The U.S. Treasury has sanctioned six people and two entities for their alleged roles in a North Korean scheme to defraud IT workers, often targeting the crypto industry.

The Office of Foreign Assets Control (OFAC) said Thursday it has sanctioned alleged facilitators of fraud networks of IT workers in North Korea, Vietnam, Laos and Spain that generate income to finance North Korea’s weapons program.

OFAC accused Amnokgang Technology Development Company, a DPRK company accused of managing IT staff abroad, and Nguyen Quang Viet, CEO of Quangvietdnbg International Services Company Limited, a Vietnamese company, of laundering $2.5 million through cryptocurrency for the network.

Do Phi Hanh, Hoang Van Nguyen, Yun Song Guk, Hoang Min Quang and York Luis Celestino Herrera were also sanctioned for their alleged roles in networks of DPRK IT personnel.

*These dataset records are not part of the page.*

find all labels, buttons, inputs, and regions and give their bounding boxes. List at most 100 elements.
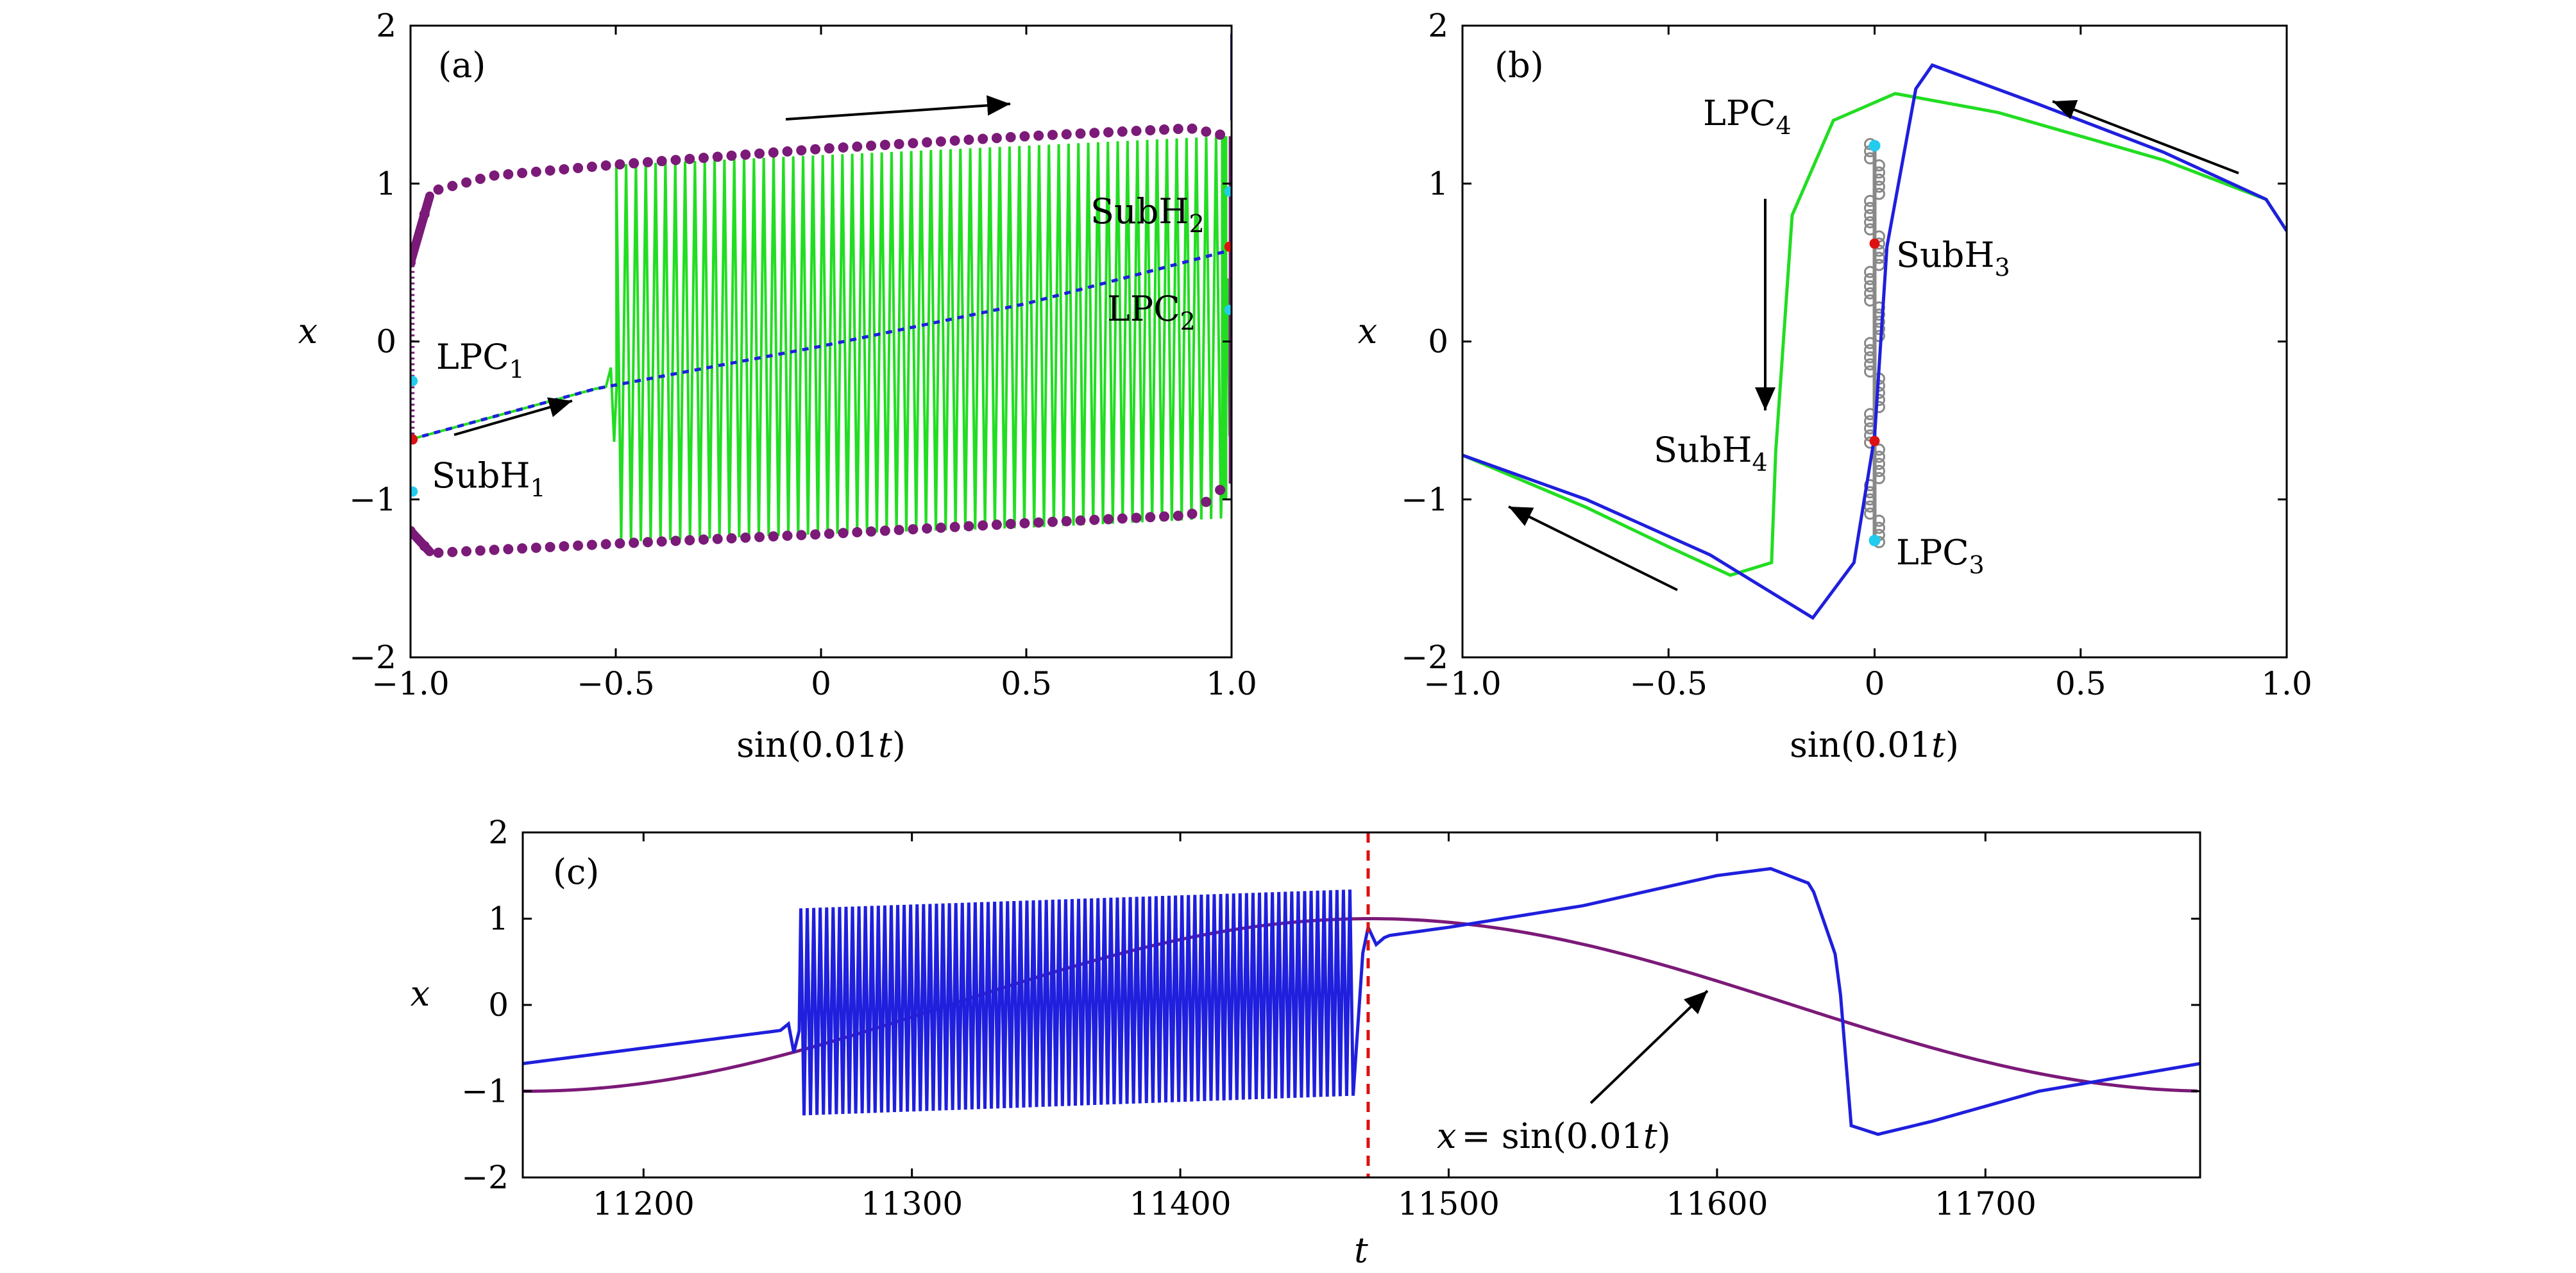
panel-a-limit-cycle-dot-min: [629, 537, 640, 548]
panel-a-bifurcation-points: [411, 186, 1232, 497]
panel-a-limit-cycle-dot-max: [991, 133, 1002, 144]
panel-a-limit-cycle-series: [411, 33, 1232, 558]
panel-a-lpc2-label: LPC2: [1107, 289, 1196, 335]
panel-b-plot: [1462, 63, 2287, 620]
panel-a-limit-cycle-dot-max: [810, 144, 821, 155]
panel-a-arrow-top: [785, 95, 1011, 121]
panel-b-bifurcation-points: [1868, 140, 1881, 546]
panel-a-subh2-point: [1224, 241, 1232, 252]
panel-b-tag: (b): [1495, 45, 1544, 85]
panel-a-limit-cycle-dot-min: [614, 538, 625, 549]
panel-a-limit-cycle-dot-max: [545, 165, 555, 176]
panel-b-lpc4-label: LPC4: [1703, 93, 1792, 140]
panel-a-xtick-label: 0.5: [1001, 665, 1052, 702]
panel-a-limit-cycle-dot-max: [796, 145, 807, 156]
panel-a-arrow-bottom: [453, 397, 573, 436]
panel-a-limit-cycle-dot-min: [559, 541, 570, 552]
panel-c: 11200 11300 11400 11500 11600 11700 2 1 0 −1 −2 (c…: [411, 814, 2201, 1270]
panel-c-plot: [523, 832, 2200, 1177]
panel-a-limit-cycle-dot-min: [712, 534, 723, 544]
panel-a-limit-cycle-dot-max: [1131, 126, 1142, 137]
panel-a-limit-cycle-dot-max: [963, 134, 974, 145]
panel-a-limit-cycle-dot-max: [852, 141, 863, 152]
panel-a-limit-cycle-dot-min: [489, 544, 500, 555]
panel-b-xtick-label: 1.0: [2261, 665, 2312, 702]
panel-a-limit-cycle-dot-max: [824, 143, 835, 154]
panel-a-limit-cycle-dot-max: [1103, 127, 1114, 138]
panel-c-xtick-label: 11300: [861, 1185, 963, 1222]
panel-a-limit-cycle-dot-max: [838, 142, 849, 153]
panel-a-axes: −1.0 −0.5 0 0.5 1.0 2 1 0 −1 −2: [349, 7, 1257, 702]
panel-c-ylabel: x: [411, 974, 430, 1014]
panel-b-green-branch: [1462, 92, 2287, 577]
panel-a-limit-cycle-dot-max: [447, 181, 458, 192]
panel-a-limit-cycle-dot-min: [726, 533, 737, 544]
panel-a-limit-cycle-dot-max: [1215, 129, 1226, 140]
panel-b-lpc4-point: [1868, 140, 1881, 152]
panel-b-arrow-bottom: [1508, 505, 1678, 591]
panel-b-arrow-top: [2052, 100, 2239, 174]
panel-a-limit-cycle-dot-max: [1019, 131, 1030, 142]
panel-a-limit-cycle-dot-min: [475, 545, 486, 556]
panel-a-limit-cycle-dot-min: [824, 528, 835, 539]
panel-a-limit-cycle-dot-min: [810, 529, 821, 540]
panel-a-limit-cycle-dot-max: [1033, 130, 1044, 141]
panel-a-limit-cycle-dot-min: [1019, 518, 1030, 528]
panel-b-ytick-label: −1: [1401, 481, 1448, 518]
panel-a-subh1-label: SubH1: [432, 455, 546, 502]
panel-a-limit-cycle-dot-max: [712, 151, 723, 162]
panel-a-limit-cycle-dot-min: [433, 547, 444, 558]
panel-a-limit-cycle-dot-max: [1075, 128, 1086, 139]
panel-a-limit-cycle-dot-min: [1187, 509, 1198, 519]
panel-a-limit-cycle-dot-min: [796, 530, 807, 541]
panel-a-limit-cycle-dot-min: [1201, 496, 1212, 507]
panel-b-xtick-label: −0.5: [1630, 665, 1707, 702]
panel-a-limit-cycle-dot-max: [879, 139, 890, 150]
panel-a-xtick-label: −0.5: [577, 665, 654, 702]
panel-a-limit-cycle-dot-max: [754, 148, 765, 159]
panel-b-subh3-label: SubH3: [1896, 235, 2010, 282]
panel-a-limit-cycle-dot-max: [1047, 130, 1058, 140]
panel-a-xlabel: sin(0.01t): [736, 725, 906, 765]
panel-a-limit-cycle-dot-min: [670, 535, 681, 546]
panel-a-lpc2b-point: [1224, 186, 1232, 197]
panel-b-subh3-point: [1869, 238, 1880, 249]
panel-c-axes: 11200 11300 11400 11500 11600 11700 2 1 0 −1 −2: [461, 814, 2200, 1222]
panel-a-limit-cycle-dot-min: [503, 544, 514, 555]
panel-a-limit-cycle-dot-min: [1089, 514, 1100, 525]
panel-a-limit-cycle-dot-max: [740, 149, 751, 160]
panel-a-limit-cycle-dot-max: [782, 146, 793, 157]
panel-a-limit-cycle-dot-max: [425, 191, 434, 201]
panel-b-ylabel: x: [1358, 311, 1377, 351]
panel-c-ytick-label: −1: [461, 1073, 509, 1110]
panel-a-limit-cycle-dot-max: [978, 133, 988, 144]
panel-a-equilibrium-line: [411, 248, 1232, 441]
panel-b-subh4-label: SubH4: [1654, 430, 1768, 476]
panel-a-limit-cycle-dot-min: [1145, 512, 1156, 523]
panel-a-limit-cycle-dot-max: [1201, 126, 1212, 137]
panel-c-xtick-label: 11600: [1666, 1185, 1768, 1222]
panel-a-limit-cycle-dot-max: [1005, 131, 1016, 142]
panel-a-limit-cycle-dot-min: [461, 546, 472, 557]
panel-a-limit-cycle-dot-min: [866, 526, 877, 537]
panel-a-limit-cycle-dot-max: [1173, 123, 1183, 134]
panel-c-frame: [521, 831, 2201, 1179]
panel-a-xtick-label: 1.0: [1206, 665, 1257, 702]
panel-a-limit-cycle-dot-min: [1159, 511, 1170, 522]
panel-a-limit-cycle-dot-max: [586, 162, 597, 173]
panel-c-ytick-label: −2: [461, 1159, 509, 1196]
panel-c-ytick-label: 0: [488, 986, 509, 1024]
panel-a-limit-cycle-dot-min: [1061, 516, 1072, 527]
panel-a-limit-cycle-dot-min: [852, 527, 863, 537]
panel-a-subh2-label: SubH2: [1090, 191, 1205, 238]
panel-a-limit-cycle-dot-max: [922, 137, 933, 148]
panel-a-limit-cycle-dot-max: [768, 147, 779, 158]
panel-b-ytick-label: 0: [1428, 323, 1448, 360]
panel-a-xtick-label: 0: [811, 665, 831, 702]
panel-b-xtick-label: 0: [1865, 665, 1885, 702]
panel-a-limit-cycle-dot-max: [642, 156, 653, 167]
panel-a-limit-cycle-dot-min: [1033, 517, 1044, 528]
panel-b-lpc3-point: [1868, 534, 1881, 546]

Source: Treasury Department

These sanctions mean that all U.S. assets linked to the named individuals are frozen and they cannot conduct any financial transactions or do business with the U.S. under threat of civil and criminal penalties.

Fraudulent technologists with ties to North Korea are very active, targeting a number of industries, including blockchain companies. A report from April 2025 by Google revealed that the infrastructure of the plans is spread around the world.

Fraud is a growing threat to workers: Chainalysis

OFAC’s sanctions include 21 cryptocurrency addresses across Ethereum and Tron. Chainalysis said Thursday that “the assignment of addresses to multiple blockchain networks reflects North Korea’s increasingly multi-chain approach to money transfers.”

related to: Someone hacked a North Korean IT worker: Here’s what they found

Chainalysis added that the schemes of North Korean IT workers “represent a complex and growing threat” that rely on stolen identities and fake identities to gain employment with legitimate global companies.

“In addition to generating income through fraudulent employment, these workers are also known to inject malware into company networks to mine private and confidential information,” the company said.

“Cryptocurrency entrepreneurs should check all of their partners against OFAC’s updated sanctions lists, be alert for patterns consistent with IT fraud, and monitor unusual payment patterns.”